Despite all the caution and coaching this far into her pregnancy, Wunk said there is one thought she tries to keep out of her mind and that is the possibility of going into labor on the sidelines during a game.
“I try to put it out of my mind as much as possible,” she said. “That could very well be a possibility as we get further into the season. It is a possibility. It is in the back of my mind as far as having a back-up all the time. Most of our games overlap with JV so our JV coach is prepared to step in and take over.”
While the issues of coaching while pregnant can be obvious, Wunk said there are positives in being pregnant and coaching.
“It forces me to keep my composure and keep my patience level squared away,” she said. “Heartrate, blood pressure down, so even in close games I have to force myself to take a breather, so that works in our favor. It makes me take a step back and compose myself before I move forward so I don’t get too worked up in a situation.”
When she found out she was pregnant and knew that she would be very pregnant and most likely giving birth during the season, she talked to Fort Mill Athletics Director Dwayne Hartsoe about the situation.
“I was more than willing to step down as head coach and still be an assistant if we were able to find somebody,” she said.
“Fortunately they weren’t able to find someone, so I just stepped up and said I was going to do my absolute best I can and hope for the best. I one hundred percent still wanted to do it. Some of these girls I have been with since they were playing in the eighth grade. I didn’t want to just hand it over to someone brand new. I am glad, but definitely as the season rolls on we are getting down to the wire.”
Wunk said that seeing how far along she is, the team is always careful around her.
“The girls are really sweet when we are doing drills,” she said. “They are very aware of where I am on the field so I don’t get hit. Girls will stand in front of me so if there is a loose ball somewhere I won’t be the one getting hit. They will actually pick the ball up and run it over to me instead of chucking it at me like they used to do. For high school girls I am actually surprised at how aware they are of my situation.”
A former player herself, Wunk said she wasn’t concerned with her on safety while roaming the sidelines during games.
“It has never been a concern of mine,” she said. “I have been involved with the sport since I was a young girl. I am very much aware. Knowing that I am pregnant I am more alert of where I am standing and what is going on around me.”
She also added that she consulted with her doctor about her coaching and was told there was no concern as long as certain criteria were in place.
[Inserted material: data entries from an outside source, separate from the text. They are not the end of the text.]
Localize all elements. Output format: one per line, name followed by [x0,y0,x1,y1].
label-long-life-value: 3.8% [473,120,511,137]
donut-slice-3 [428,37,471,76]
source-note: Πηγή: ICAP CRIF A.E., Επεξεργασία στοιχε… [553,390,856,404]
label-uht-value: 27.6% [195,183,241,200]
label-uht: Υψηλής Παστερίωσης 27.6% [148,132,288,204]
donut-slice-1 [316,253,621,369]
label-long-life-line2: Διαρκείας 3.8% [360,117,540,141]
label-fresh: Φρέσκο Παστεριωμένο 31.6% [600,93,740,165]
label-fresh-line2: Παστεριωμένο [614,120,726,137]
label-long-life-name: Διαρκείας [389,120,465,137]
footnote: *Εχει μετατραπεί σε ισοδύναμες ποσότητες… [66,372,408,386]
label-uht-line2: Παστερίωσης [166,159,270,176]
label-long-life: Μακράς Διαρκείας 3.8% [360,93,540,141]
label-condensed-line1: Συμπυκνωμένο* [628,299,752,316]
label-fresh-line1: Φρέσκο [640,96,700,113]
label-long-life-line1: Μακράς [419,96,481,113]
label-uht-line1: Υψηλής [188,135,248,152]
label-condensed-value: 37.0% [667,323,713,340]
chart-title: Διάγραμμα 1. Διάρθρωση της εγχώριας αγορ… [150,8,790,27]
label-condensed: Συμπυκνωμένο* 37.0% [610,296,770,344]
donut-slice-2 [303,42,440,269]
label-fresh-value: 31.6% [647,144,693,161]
“I have always been physically active whether pregnant or not,” she said. “So they said as long as you can keep your blood pressure and heart rate composed it is just a matter of having backups ready in case any thing happens.”
Speaking of backups, Wunk is scheduled to deliver around playoffs, but she still plans on being there for her team. Playoffs start the week of April 16.
“So with babies’ things don’t mostly go by plan, but ideally, the plan would be to have baby the last week of the season or first week of playoffs,” she said.
“I told these girls they have no other choice but to get through the first two playoff games that way we can get our way to the second week. So when we get to the semifinals and states I am there one way or another, so if baby isn’t here yet I am there or if baby is here I am there with baby and having grandma watch baby so I can be on the sidelines. Either way I am there for them. I am there 100 percent no matter what.”